Rapid Prototyping (RP), also known as Solid Freeform Fabrication (SFF) processes help to overcome these problems In general the processes build complex shapes through additive processes, producing components without the use of tools.

Ink Jet Methods

There are two methods of using ink jet for SFF.  The more mature technology is three dimensional printing (3DP) which uses an ink jet to apply a binder to ceramic powder.  Direct Ceramic Jet Printing (DCJP) deposits ceramic suspensions directly via an ink jet printing nozzle.

Three Dimensional Printing (3DP)

Three-dimensional printing builds parts in layers.  First a layer of loose powder is spread over the machine bed.  The component slice is then formed by ink jets which selectively inject a binder into the material to form a green part.  The binder can be a refractory material such as colloidal silica or a temporary polymer binder.  A piston lowers the part, the next powder layer is spread and the binder is printed again.  The procedure is repeated until the part is completed.  The part when removed from the bed of unbound powder has a relatively low density, typically 50% theoretical, and is either densified by isostatic pressing and sintered or is infiltrated to give a dense part.

Schematic of a 3DP setup.

Figure 1. Schematic of a 3DP setup.

A 3-D Printer (Z-Corp)

3DP is able to create parts with complex geometric features such as undercuts, overhangs and internal voids. 

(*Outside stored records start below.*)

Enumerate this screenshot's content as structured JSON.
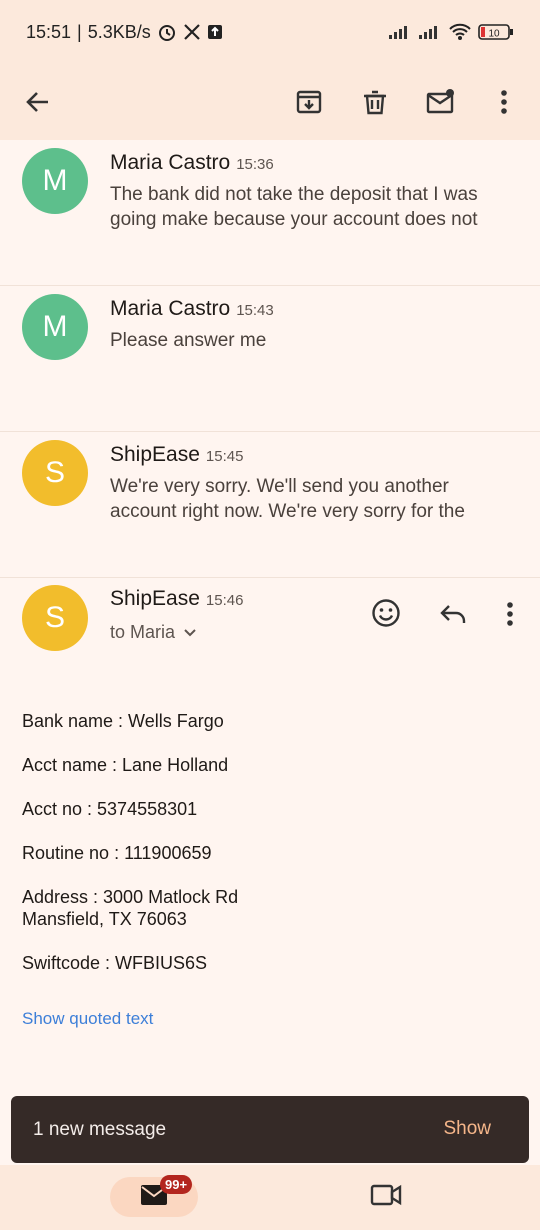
{
  "status": {
    "time": "15:51",
    "speed": "5.3KB/s",
    "battery": "10"
  },
  "colors": {
    "header_bg": "#fce9dc",
    "avatar_m": "#5dbf8c",
    "avatar_s": "#f2bd2c",
    "link": "#3d7fd8",
    "snackbar_bg": "#352a27",
    "snackbar_action": "#f6b68a",
    "badge": "#b3261e"
  },
  "toolbar": {
    "icons": [
      "back-arrow-icon",
      "archive-icon",
      "delete-icon",
      "mark-unread-icon",
      "more-icon"
    ]
  },
  "messages": [
    {
      "initial": "M",
      "sender": "Maria Castro",
      "time": "15:36",
      "snippet": "The bank did not take the deposit that I was going make because your account does not"
    },
    {
      "initial": "M",
      "sender": "Maria Castro",
      "time": "15:43",
      "snippet": "Please answer me"
    },
    {
      "initial": "S",
      "sender": "ShipEase",
      "time": "15:45",
      "snippet": "We're very sorry. We'll send you another account right now. We're very sorry for the"
    }
  ],
  "open_message": {
    "initial": "S",
    "sender": "ShipEase",
    "time": "15:46",
    "recipient": "to Maria",
    "body": [
      "Bank name : Wells Fargo",
      "Acct name : Lane Holland",
      "Acct no : 5374558301",
      "Routine no : 111900659",
      "Address : 3000 Matlock Rd\nMansfield, TX 76063",
      "Swiftcode : WFBIUS6S"
    ],
    "quoted_link": "Show quoted text"
  },
  "snackbar": {
    "text": "1 new message",
    "action": "Show"
  },
  "bottom_nav": {
    "mail_badge": "99+"
  }
}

3DP has been used to produce several items:

        Ceramic moulds and cores for metal casting in Al2O3, SiO2, ZrO2 and SiC printed with a refractory colloidal silica binder

        Filters for power plants with complex geometries 

        Monolithic Al2O3 components with densities of over 99.3% theoretical and average flexural strength of 360MPa

        Sintered Si3N4 parts

        Materials with controlled or graded microstructures. For example Zirconia Toughened Alumina (ZTA) can be made by depositing a ZrO2 slurry onto an Al2O3 bed.

Disadvantages of 3DP

Drawbacks of the technique are anisotropic mechanical properties caused by the weak bonding between the layers and poor control of the dimensions of the grown part due to particle size distribution, wetting of the binder and the processing parameters.  Isostatic pressing and sintering reduce anisotropic properties.

Direct Ceramic Jet Printing

Direct Ceramic Jet Printing uses the ceramic powder contained in an ink which passes through a printer nozzle.  Since a typical nozzle diameter is around 60 micrometers, the typical droplet diameter is 100 micrometers.   Successful DCJP depends on producing a suitable ceramic ink which is essentially a well-dispersed suspension of a fine powder.  The dispersion must be stable and free from agglomerates.